Y los que odian sin culpas siempre tendrán una posibilidad de reparación cuando se dan casos como el de Loan. Entonces sí, se mostrarán los mejores ciudadanos del mundo. Y es gratis. Clinc caja de nuevo.
Es verdad que ante algunas cosas es difícil solidarizarse porque estar realmente informados es casi imposible. Qué sé yo cuál es la verdadera situación de Medio Oriente. Qué sé yo cuántos africanos mueren al intentan cruzar en patera el Mediterráneo. ¿Será cómo me dicen o soy un rehén de los medios?
Y, mientras tanto, qué hacemos con los amigos y familiares que manifiestan decididamente que la solidaridad es “el” problema del mundo.

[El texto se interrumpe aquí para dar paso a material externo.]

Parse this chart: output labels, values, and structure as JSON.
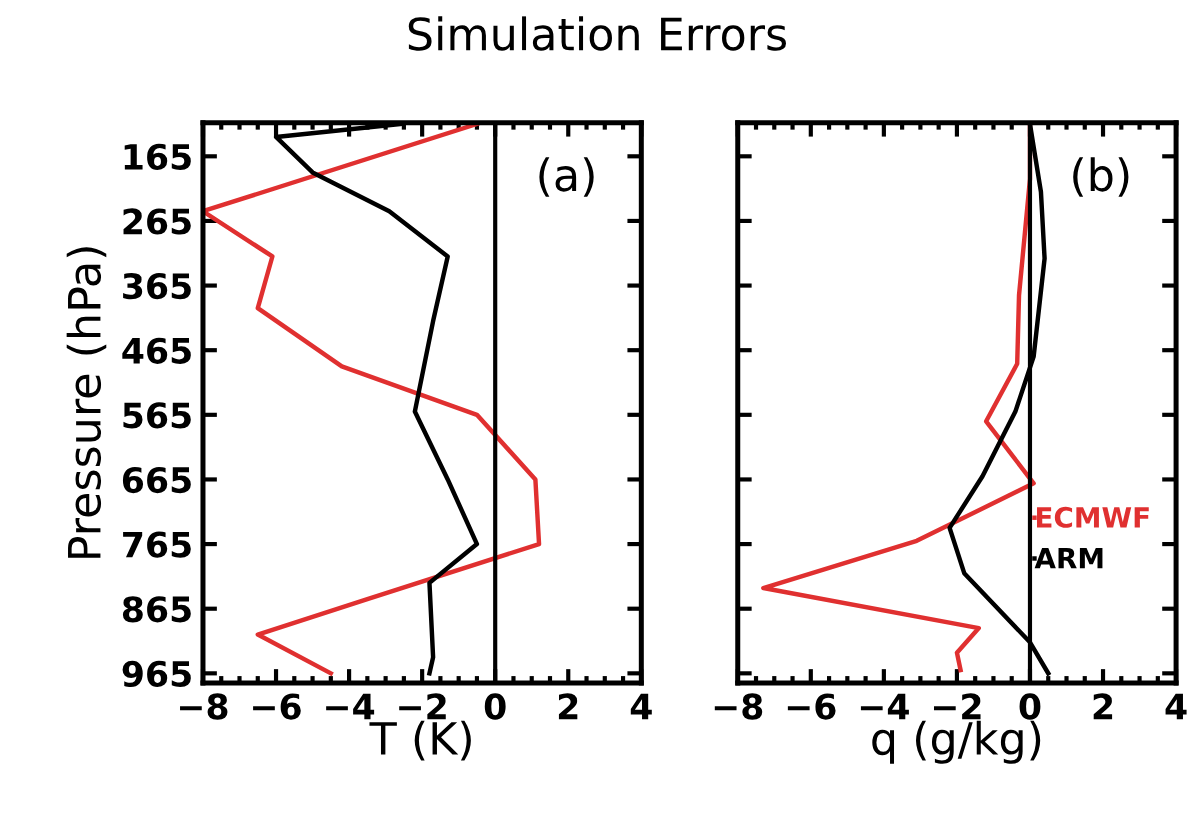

Que el problema de la economía no son las fugas sino los planeros.
Qué hacemos con aquellos que admiramos y que se muestran igual de crueles.
Supongo que no queda otra que esperar el momento de humanidad que a la mayoría les llega alguna vez, o soportarlos así.
Y todo esto lo dice alguien que, cada tanto, se siente harto de la carga de ser solidario. Que a veces le gustaría poder ser malo sin culpas, aunque no lo logre. Cerrar los ojos al dolor, los oídos a los lamentos, y relajarse como si el mundo fuera un paraíso para todos.